Mr. C and his son have come to see Mrs. C, 65 years old. In a few days, it will be Easter weekend, an opportunity to perhaps get together as a family. A pleasant prospect they discuss with Mrs. C to take her mind off the distressing environment of the intensive care unit (ICU). As they have been doing for several days already, they adopt a positive attitude with the aim to comfort their loved one and to feed the illusion of a possible recovery. As they have explained to the ICU team, their strategy is to focus discussions with Mrs. C on her life outside the hospital, a life that might be waiting for her. It seems that there is no denial here about the gravity of their loved one’s situation. However, they have told the nurses that they hope that Mrs. C. does not suspect something. By doing so, they are also protecting themselves from what they imagine would be the impact of telling Mrs. C about her life-threatening prognosis. They have expressed concerns about what they would say to her, what they would talk about, what they could share with her if the certainty of her death was openly acknowledged. Open discussion about death is inconceivable for them at this stage as it would mean that each of them would have to deal not only with their loved one’s death but also with the possibility of their own death—a subject avoided by most people as it brings up a lot of feelings: anxiety, fear, awkwardness, sadness. Thus, the angst generated by this situation prevents an authentic meeting “here and now”, and so the family prefers to dream of meeting up “elsewhere and in the future”. In doing so, they avoid talking about death and can pretend that she may get better, come home and return to her previous life—at the risk of confiscating the patient’s voice and her capacity for action. They have opted for what sociologists Barney Glaser and Anselm Strauss [1] call “mutual pretence awareness”, where everyone involved knows the patient is dying, including the patient him/herself, but all pretend otherwise. It is different to “open awareness” (everyone can acknowledge that the patient is dying), “closed awareness” (the patient is not aware of his own impending death) and “suspicion awareness” (the patient suspects he is dying but no one tells him). Strauss and Glaser show that the expectation of death by both the dying and the relatives is a key to understanding the interactions between them.
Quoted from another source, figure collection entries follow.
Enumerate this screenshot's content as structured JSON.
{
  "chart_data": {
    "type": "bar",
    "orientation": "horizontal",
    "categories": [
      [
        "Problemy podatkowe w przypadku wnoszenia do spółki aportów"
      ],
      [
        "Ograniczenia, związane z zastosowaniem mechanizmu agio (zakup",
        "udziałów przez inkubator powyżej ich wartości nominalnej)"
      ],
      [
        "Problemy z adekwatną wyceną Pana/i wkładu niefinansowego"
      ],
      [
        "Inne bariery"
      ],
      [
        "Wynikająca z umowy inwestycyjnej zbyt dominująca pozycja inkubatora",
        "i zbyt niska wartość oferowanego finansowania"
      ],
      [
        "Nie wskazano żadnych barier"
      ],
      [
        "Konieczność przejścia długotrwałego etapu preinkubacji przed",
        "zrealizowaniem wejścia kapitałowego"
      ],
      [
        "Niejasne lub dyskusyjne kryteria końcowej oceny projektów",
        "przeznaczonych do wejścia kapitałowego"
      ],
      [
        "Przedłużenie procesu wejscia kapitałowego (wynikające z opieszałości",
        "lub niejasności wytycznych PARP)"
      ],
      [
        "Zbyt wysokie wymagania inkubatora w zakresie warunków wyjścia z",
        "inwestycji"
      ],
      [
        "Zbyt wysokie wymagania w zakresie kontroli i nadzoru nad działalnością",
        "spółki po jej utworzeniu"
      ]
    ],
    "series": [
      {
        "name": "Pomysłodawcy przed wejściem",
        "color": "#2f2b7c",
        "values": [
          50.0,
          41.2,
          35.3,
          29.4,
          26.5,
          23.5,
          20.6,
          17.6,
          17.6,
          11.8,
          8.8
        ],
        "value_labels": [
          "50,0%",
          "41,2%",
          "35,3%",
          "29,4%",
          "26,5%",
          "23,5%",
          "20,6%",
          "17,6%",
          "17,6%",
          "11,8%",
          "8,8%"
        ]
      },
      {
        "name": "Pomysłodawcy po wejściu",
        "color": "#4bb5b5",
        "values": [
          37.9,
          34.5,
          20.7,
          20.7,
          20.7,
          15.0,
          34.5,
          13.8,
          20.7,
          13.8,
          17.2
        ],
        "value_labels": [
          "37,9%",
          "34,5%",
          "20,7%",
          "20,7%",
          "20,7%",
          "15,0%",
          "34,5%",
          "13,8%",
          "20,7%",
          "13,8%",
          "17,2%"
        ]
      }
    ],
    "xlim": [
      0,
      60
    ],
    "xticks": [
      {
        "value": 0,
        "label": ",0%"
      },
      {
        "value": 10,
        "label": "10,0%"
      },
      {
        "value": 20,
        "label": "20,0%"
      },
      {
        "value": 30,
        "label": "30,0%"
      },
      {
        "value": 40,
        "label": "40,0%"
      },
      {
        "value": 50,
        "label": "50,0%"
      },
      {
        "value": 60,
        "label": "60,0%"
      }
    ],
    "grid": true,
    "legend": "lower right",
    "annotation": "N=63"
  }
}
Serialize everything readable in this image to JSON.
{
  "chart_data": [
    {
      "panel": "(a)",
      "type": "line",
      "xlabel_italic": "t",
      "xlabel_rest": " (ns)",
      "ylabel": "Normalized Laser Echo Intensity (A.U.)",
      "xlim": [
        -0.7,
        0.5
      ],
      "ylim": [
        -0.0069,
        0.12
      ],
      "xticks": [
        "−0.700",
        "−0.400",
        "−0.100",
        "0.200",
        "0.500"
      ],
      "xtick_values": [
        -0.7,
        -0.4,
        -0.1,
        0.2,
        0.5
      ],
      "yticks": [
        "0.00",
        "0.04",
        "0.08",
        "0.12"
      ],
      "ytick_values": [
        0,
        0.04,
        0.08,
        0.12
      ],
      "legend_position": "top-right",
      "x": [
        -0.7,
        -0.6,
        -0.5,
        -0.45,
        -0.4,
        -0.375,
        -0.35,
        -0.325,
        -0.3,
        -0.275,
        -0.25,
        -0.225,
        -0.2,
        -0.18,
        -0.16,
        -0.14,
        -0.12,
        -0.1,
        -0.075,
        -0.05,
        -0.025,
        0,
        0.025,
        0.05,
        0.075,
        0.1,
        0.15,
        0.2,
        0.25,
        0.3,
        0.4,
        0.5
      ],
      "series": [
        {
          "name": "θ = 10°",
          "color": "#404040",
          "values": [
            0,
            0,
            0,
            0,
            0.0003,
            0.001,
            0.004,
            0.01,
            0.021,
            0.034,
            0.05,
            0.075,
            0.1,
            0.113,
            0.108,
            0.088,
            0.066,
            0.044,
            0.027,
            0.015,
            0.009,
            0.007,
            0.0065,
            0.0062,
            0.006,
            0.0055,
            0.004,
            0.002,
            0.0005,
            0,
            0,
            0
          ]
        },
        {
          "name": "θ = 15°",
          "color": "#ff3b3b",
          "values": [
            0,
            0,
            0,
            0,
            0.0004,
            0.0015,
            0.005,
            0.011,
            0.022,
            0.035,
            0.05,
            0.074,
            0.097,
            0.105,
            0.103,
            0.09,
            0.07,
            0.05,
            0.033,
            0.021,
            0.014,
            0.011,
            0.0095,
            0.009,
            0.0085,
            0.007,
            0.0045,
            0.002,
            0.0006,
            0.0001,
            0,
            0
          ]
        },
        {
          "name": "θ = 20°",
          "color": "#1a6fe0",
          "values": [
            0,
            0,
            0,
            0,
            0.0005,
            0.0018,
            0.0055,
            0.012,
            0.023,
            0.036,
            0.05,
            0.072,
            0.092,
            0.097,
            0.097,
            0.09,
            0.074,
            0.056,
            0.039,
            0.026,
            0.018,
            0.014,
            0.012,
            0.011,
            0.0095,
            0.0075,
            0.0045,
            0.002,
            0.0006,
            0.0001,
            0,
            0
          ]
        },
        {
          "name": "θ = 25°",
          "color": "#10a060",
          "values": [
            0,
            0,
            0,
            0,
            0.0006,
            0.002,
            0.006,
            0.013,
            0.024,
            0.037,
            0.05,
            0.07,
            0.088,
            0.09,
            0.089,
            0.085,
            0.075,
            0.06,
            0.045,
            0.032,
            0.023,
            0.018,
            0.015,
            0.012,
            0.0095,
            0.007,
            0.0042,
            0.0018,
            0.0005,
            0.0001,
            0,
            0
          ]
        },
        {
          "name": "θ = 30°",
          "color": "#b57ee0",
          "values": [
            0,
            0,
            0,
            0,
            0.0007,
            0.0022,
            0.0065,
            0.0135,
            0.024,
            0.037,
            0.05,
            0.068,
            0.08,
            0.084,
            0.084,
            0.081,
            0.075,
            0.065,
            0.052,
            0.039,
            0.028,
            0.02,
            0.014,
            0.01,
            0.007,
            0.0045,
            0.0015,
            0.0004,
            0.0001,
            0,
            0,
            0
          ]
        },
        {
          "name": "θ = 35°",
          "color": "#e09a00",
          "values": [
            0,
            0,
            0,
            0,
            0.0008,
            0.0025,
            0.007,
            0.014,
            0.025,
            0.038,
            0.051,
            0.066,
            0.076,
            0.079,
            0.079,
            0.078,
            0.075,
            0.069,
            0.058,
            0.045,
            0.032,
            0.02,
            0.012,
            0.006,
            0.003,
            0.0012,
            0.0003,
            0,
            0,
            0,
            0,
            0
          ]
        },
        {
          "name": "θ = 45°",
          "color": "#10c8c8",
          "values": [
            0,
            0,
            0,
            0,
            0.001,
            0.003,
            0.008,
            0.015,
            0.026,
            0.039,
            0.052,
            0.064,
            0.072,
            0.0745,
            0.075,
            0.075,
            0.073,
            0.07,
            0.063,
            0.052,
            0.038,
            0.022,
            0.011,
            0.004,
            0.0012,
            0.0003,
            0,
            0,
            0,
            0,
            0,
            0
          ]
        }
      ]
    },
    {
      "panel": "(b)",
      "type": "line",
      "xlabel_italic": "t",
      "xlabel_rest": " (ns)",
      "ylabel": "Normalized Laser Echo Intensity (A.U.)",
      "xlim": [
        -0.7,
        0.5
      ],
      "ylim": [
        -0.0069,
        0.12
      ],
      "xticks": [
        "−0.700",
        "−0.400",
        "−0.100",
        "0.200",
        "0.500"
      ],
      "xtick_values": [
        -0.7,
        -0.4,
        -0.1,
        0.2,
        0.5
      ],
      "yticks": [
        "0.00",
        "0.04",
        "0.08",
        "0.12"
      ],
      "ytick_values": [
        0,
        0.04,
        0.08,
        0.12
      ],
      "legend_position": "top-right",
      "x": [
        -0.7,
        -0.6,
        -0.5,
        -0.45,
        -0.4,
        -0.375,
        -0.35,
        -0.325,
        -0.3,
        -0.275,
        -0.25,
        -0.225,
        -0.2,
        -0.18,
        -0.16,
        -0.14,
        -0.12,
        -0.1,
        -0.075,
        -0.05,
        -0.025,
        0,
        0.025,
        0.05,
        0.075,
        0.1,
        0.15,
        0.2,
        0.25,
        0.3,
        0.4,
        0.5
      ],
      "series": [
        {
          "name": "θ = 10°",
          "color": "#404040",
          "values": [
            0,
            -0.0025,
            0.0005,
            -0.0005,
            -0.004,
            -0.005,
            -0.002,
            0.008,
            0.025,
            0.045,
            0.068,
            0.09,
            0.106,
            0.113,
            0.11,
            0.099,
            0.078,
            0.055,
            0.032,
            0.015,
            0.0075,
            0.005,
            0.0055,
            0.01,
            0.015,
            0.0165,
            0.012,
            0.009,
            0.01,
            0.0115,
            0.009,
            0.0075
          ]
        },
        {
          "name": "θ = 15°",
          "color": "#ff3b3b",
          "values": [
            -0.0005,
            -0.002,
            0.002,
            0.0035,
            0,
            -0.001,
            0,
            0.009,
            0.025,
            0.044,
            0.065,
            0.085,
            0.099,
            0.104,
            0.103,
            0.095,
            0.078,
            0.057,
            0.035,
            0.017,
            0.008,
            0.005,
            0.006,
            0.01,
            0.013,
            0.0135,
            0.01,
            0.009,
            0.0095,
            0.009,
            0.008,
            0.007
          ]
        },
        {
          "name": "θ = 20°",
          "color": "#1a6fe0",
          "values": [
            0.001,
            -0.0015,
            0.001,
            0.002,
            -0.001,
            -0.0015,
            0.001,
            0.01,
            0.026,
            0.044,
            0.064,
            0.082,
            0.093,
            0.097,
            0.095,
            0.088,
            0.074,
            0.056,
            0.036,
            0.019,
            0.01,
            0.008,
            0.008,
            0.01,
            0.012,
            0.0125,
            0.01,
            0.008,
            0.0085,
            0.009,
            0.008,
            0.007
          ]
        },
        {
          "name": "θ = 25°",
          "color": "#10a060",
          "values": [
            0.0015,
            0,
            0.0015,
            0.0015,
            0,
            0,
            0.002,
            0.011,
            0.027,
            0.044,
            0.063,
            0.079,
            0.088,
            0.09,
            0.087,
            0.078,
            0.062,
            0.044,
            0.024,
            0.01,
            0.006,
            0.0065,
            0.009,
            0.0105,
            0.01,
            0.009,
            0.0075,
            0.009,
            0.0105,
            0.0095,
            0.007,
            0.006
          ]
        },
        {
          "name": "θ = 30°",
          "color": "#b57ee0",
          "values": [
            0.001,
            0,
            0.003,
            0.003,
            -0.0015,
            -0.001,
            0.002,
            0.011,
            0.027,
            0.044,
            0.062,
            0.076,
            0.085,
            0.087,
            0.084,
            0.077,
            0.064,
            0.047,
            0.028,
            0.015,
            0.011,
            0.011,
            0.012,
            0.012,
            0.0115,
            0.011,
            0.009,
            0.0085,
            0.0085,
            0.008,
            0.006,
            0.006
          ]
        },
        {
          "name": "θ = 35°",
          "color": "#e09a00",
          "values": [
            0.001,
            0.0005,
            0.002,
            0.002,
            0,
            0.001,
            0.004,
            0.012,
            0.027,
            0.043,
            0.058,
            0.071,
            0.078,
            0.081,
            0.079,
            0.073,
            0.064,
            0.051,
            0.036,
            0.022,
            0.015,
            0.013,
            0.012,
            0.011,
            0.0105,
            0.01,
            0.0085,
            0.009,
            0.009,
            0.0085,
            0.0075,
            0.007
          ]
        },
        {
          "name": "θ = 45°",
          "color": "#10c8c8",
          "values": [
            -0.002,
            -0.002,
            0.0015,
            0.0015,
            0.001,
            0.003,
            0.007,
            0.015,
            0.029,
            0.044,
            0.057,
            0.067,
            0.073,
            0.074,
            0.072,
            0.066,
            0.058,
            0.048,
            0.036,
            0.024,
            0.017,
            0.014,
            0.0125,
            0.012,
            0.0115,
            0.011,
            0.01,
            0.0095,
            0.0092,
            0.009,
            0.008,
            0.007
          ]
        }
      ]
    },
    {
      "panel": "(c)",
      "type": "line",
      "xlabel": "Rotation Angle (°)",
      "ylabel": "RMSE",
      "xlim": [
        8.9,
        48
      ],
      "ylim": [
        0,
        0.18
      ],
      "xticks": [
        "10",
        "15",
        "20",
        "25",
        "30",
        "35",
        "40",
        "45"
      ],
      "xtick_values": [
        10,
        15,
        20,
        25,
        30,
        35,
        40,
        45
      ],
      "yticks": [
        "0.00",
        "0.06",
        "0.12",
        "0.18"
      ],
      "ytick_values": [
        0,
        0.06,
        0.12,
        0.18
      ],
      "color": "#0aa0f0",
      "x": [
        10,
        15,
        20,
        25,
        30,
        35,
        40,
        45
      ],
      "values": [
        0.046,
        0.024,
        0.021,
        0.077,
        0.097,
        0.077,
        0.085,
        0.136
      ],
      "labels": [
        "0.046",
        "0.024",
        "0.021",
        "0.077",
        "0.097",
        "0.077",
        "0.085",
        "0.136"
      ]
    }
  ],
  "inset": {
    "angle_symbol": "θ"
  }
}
At the request of the team, the psychologist is called upon to offer support to the patient. When she arrives at Mrs. C's bedside, her husband and her son are there, on either side of her bed. The intubation tube may have interfered with the interview, but noticing the slate near the bed the psychologist engages in conversation with the family standing before her. After introducing herself and offering to spend a moment with the patient in the presence of her family, the psychologist asks Mrs. C. if she has any questions she would like to ask or concerns she would like to express. Without hesitation, Mrs. C. grabs the slate and starts writing.

At the foot of the bed, the psychologist waits for the answer and observes the scene: Mr. C and his son, who read the words as Mrs. C. writes them down; who look at each other; and who silently move away, returning to their chairs on either side of the bed. Mrs C. holds out her slate. The psychologist reads aloud, lending her voice for a moment to this woman who does not have one: “"Death and leaving my whole family behind", these are your two concerns at the moment”. Mrs. C has generated an “open awareness context” [1] in which clinicians, family and patients all acknowledge that the patient’s condition is terminal.

These few words signal the end of the illusion of a return to normal life, they can no longer pretend. The way she seized the slate reflects her urgent need to express herself: Mrs. C. is asking to be recognised in her questioning and in her experience. Although her relatives could not talk to her about it, she knew she was living the end of her life. Mrs. C. lives and knows. She needed her loved ones to know. The disease does not make her gullible. Her strong character is preserved: this meeting has allowed her to say what she had to say. From her bed, without a voice, she was able to say that she knew and to ask that everyone recognise what she is experiencing. Thus, she managed to come out of the isolation in which she was trapped, even though she was at the centre of her family’s concerns. She actively resumes her place in her story: she refuses to be the object of a plot, but prepares to live this experience with them all. She has gained a sense of control as well as recognition of her personhood.